Students and administrators rarely meet at midnight. But at 12:30 a.m. last Saturday, Student Association President Ben Shaw (COL ‘08), Associate Vice President of Student Affairs Jeanne Lord, Director of Student Conduct Judy Johnson and Copley hall director Mary Ellen Wade met in front of Healy to take a stroll through campus the weekend after Todd Olson, Vice President of Student Affairs, sent an e-mail that outlined the new alcohol policy.
Shaw hoped that the walk would help demonstrate to administors the unintended affects of the policy.
Their first stop was the Village A rooftops. With its interconnected wide decks and glorious views, the rooftops have been a prime spot for large parties, particularly during the first few warm weeks of school.
There were about eight people standing around, Shaw said, and when they moved on to Henle, they could hear crickets in the courtyards. Lord asked Shaw if a lot of students had gone home that weekend; Shaw told her that this is typically one of the biggest party weekends of the year.
With fewer students eligible to throw parties because they’re not yet 21, and few having parties for fear of suspension, Tim Brown (COL ‘09) said that a lot more people are leaving campus to find parties.
The Chairman of the Advisory Neighborhood Commission, Ed Solomon, said at the meeting last Tuesday that he’d received a lot of complaints from people in Burleith about last weekend.
“It’s the worst they’ve seen since they’ve lived there,” Solomon said.
Despite direct questions about the new alcohol policy, Lord shed no new light on the administration’s side of the controversy.
“I think it’s fair to say that all our efforts this year around alcohol policies and the new late night programming initiatives have been aimed at fostering a safe, vibrant social life on campus,” Lord wrote in an e-mail.
She did tell Shaw on their walk that the atmosphere they observed was not what they intended to perpetuate.
Neither Shaw nor Lord would specify which parts of the alcohol policy might be reworked. Yesterday, Lord cancelled a scheduled meeting with Shaw at the last minute. As of last night, a tentative meeting was rescheduled for today.
Georgetown’s waning social life and the potential safety issues from student migration off-campus weekend nights are two main concerns most students interviewed for this article shared.
“Georgetown has always prided itself on providing a great education and having a good time,” Pat DePoy (COL ‘09), who is president of the group ‘Work Hard Play Hard – GU Students for Stopping the Madness,’ said. In less than 24 hours, the group collected about 1520 signatures on their petition.
DePoy said that he doesn’t think the University intended for their alcohol policy changes to have the stifling effect they’ve had in the last few weeks, but that there clearly needs to be more of a conversation between the administration and the students.
DePoy, who lives in the Rugby house, which in past years held about one party a week, has already been written up twice this year. DePoy said they probably won’t hold parties anytime soon because they’re terrified of suspension.
Small groups of people walked quickly and quietly past the Village B apartments early Sunday morning.

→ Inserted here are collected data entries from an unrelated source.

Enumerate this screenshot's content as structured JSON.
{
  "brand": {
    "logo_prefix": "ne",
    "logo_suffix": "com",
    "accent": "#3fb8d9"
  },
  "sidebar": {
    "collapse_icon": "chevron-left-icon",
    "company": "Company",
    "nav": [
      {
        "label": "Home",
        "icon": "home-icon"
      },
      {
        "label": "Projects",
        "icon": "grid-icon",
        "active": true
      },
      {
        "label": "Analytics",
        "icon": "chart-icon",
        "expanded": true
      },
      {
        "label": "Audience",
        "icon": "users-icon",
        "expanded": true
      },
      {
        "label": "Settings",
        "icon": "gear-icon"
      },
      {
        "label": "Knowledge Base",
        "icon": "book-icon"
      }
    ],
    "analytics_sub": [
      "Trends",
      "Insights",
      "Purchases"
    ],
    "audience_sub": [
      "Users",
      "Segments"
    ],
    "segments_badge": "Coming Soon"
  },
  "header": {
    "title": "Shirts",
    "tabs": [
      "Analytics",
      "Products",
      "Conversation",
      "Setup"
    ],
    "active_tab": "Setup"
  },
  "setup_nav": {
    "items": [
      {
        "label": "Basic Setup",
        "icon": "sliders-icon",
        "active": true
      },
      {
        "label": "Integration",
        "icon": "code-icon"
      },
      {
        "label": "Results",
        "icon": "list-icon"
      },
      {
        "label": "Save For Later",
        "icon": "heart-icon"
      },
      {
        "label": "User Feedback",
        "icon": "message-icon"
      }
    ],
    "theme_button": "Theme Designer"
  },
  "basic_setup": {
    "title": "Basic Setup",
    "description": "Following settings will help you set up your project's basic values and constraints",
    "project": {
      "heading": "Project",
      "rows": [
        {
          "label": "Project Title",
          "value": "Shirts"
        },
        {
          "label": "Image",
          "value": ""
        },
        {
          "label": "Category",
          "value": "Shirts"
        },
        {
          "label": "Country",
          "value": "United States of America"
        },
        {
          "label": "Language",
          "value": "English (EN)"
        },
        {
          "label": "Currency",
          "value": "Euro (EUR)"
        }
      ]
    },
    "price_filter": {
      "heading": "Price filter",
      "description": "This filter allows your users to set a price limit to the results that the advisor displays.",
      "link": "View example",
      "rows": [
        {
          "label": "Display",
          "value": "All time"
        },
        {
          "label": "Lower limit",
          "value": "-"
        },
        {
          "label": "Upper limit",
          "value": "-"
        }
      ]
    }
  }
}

It was not quite one in the morning, but a group of three transfer students, one junior and two sophomores were about to give up for the night.
Upon mention of the new alcohol policy, Stephen Cassidy (COL ‘10) blurted out, “fucking alcohol policy.” The University of Oregon transfer added later, “we did not transfer here for this.”
Henle was deserted, except for a small group of people sitting on some steps—not because they especially wanted to. They answered “nope” with decided disgust when asked if there were any parties.
“Last year [this weekend] was a lot of fun,” Julie M. (NHS ‘10), who refused to giver her full last name, said. “But this year everyone is going off campus … I don’t think the freshmen are having any fun.”
One freshman, Toby Ulman (COL ’11), said that he expected people to “tear it up” this past Labor Day weekend. Instead, he said that the parties weren’t as great as he had hoped.
In a recent interview with the Voice and other campus papers, John DeGioia spoke of the difficulty in achieving a balance between the students’ and community’s needs, saying, “part of it is this challenge between recognizing the needs that young people have to express themselves and to make choices through their own freedom, and yet on the other hand recognize that we have laws to uphold and a community where we need to provide the best possible framework for safety and security.”
A former RA who wished to remain anonymous said that he thinks the policy is doomed.
“You see ten DPS officers clearing out a rooftop party, imagine one RA trying to do it,” he said. “They’re increasing the responsibilities without increasing the benefits. From my year, I think there were twelve RAs, only two of them went back.”